A vida terrível da personagem Tónia tem alguma coisa que ver com a realidade de hoje ou é um retrato dos loucos anos 80? Já é muito difícil encontrar tanta desgraça. Hoje as pessoas têm mais informação, têm outra cabeça.
E a parte da inveja entre travestis, que também vemos no filme. É passado? Infelizmente ainda acontece. É muito difícil conviver com isso quando se chega a determinado patamar da vida. Isso é feito às vezes de forma muito subtil e perigosa.

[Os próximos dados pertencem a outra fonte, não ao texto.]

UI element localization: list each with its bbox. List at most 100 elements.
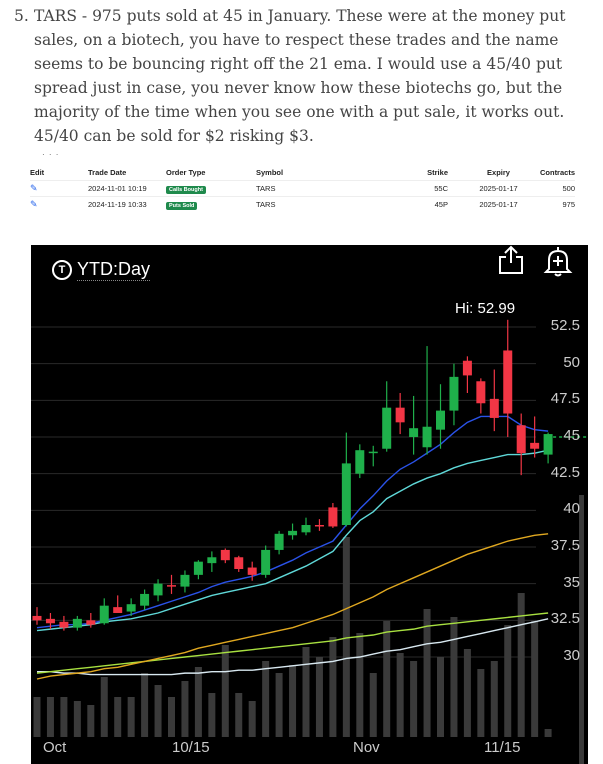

Mesmo os travestis que já cá andam há alguns anos têm o ego lá em cima, o que é um grande problema.
A Tónia é inspirada na travesti Ruth Bryden [falecida há dez anos]? O fim de vida da Tónia é, sem dúvida, idêntico ao da Ruth Bryden, mas também é o fim de muitos outros travestis. Conheci muitas pessoas ao longo destes anos que podem ser a Tónia. A Ruth Bryden foi apenas o mote para o realizador. Há ali coisas que eu próprio vivi no auge da minha juventude, quando tinha 20 anos e fazia todas as loucuras dessa idade.

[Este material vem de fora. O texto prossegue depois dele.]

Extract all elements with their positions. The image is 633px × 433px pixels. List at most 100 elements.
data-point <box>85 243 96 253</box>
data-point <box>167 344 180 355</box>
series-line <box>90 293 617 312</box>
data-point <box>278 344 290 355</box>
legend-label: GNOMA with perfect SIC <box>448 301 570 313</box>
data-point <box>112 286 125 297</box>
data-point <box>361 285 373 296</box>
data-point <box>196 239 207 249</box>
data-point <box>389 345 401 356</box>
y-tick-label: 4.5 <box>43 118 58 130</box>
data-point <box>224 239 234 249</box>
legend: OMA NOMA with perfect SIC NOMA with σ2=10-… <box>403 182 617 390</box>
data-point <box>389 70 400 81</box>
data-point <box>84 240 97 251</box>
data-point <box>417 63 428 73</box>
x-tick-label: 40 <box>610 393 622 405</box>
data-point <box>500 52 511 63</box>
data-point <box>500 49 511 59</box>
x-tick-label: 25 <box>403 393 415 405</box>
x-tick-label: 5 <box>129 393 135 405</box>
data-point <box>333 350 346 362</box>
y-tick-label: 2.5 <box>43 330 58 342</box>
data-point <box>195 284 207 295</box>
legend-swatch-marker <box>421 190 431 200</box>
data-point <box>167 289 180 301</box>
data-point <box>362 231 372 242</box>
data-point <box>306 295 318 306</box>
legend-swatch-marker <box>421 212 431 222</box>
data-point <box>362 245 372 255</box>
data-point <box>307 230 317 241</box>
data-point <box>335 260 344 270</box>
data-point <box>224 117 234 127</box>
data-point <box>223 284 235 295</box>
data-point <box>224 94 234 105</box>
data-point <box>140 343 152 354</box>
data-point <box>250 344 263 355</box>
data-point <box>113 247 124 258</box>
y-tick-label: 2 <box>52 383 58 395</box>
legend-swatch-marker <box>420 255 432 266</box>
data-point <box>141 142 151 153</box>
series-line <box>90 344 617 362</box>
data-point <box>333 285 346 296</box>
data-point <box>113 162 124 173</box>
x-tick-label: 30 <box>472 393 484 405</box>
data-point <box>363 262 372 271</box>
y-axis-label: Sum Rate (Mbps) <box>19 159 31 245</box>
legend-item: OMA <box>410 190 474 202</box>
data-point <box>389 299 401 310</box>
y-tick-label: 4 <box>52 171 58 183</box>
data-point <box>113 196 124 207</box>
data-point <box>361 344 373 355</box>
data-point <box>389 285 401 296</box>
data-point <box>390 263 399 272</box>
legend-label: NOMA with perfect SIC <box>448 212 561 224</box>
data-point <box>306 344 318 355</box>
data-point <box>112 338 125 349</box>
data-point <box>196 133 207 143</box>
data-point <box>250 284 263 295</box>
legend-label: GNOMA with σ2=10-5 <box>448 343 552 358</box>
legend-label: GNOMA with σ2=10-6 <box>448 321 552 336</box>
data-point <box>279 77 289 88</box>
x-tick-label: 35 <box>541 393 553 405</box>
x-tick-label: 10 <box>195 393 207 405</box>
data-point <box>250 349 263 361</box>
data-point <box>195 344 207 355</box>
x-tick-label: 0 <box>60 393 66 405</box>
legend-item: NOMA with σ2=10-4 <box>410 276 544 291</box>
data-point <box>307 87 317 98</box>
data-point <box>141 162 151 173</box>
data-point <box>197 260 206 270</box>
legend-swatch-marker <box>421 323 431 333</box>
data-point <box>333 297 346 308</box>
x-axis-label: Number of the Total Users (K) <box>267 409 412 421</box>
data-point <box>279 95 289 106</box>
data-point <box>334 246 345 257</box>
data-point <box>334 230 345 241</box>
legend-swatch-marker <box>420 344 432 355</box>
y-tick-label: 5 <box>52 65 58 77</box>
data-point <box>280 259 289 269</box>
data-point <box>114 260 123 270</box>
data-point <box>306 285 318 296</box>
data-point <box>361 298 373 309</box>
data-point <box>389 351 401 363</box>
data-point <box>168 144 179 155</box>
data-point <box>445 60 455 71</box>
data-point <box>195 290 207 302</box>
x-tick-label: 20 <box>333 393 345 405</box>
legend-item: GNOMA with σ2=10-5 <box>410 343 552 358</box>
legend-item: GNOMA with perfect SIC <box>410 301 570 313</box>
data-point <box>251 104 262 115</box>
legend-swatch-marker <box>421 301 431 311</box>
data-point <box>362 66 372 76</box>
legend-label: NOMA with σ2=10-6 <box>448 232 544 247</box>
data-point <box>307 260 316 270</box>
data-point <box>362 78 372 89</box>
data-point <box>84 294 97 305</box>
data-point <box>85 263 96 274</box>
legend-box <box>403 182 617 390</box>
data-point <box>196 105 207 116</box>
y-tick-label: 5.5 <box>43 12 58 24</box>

Que loucuras eram essas? A bebida, as noitadas, as drogas, o sexo. Fazia eu e faziam os actores e as coristas do Parque Mayer, com quem eu lidava. Ninguém ia para artista para se deitar às nove da noite e acordar às sete da manhã.
Mas hoje é muito certinho. Claro, se tivesse continuado não estaria aqui. Não bebo, não fumo, não me drogo, não faço nada, sou a pessoa mais careta do mundo.
Já conhecia o realizador? Não, nem sabia quem ele era. Foi um amigo comum que nos apresentou. Ele fez muita pesquisa com muitos travestis, quer os que são artistas, quer os que são prostitutos. Nas primeiras abordagens, eu não imaginava que ele me queria para fazer um filme. Estava apenas na fase da pesquisa, queria saber da minha história de vida, das minhas memórias, de situações trágicas ou engraçadas.
E já tinha visto algum filme dele? Nunca. O João Pedro Rodrigues é um excelente profissional, mas eu sou muito romântico e ele vai buscar para os filmes o lado mais difícil da vida. Não preciso mais disso. Quero continuar a alimentar a minha ingenuidade, se é que ainda posso fazê-lo nesta idade.
Vê este filme como o ponto alto da sua vida artística? É um agridoce. É como se o destino estivesse a pôr-me frente àquilo que já vivi e a dar-me razão quando tento fugir do estereótipo do que é um travesti. Acho que o filme é tão realista que assusta. Um travesti está todos os dias rodeado de pessoas embriagadas dentro de um bar, que vivem o dia-a-dia e vão ali descarregar as suas mágoas e frustrações. Essas pessoas projectam em nós aquilo que gostariam de ser e por isso dizem que somos as rainhas da noite e as maiores. Se eu fosse acreditar nisso, viveria numa mentira.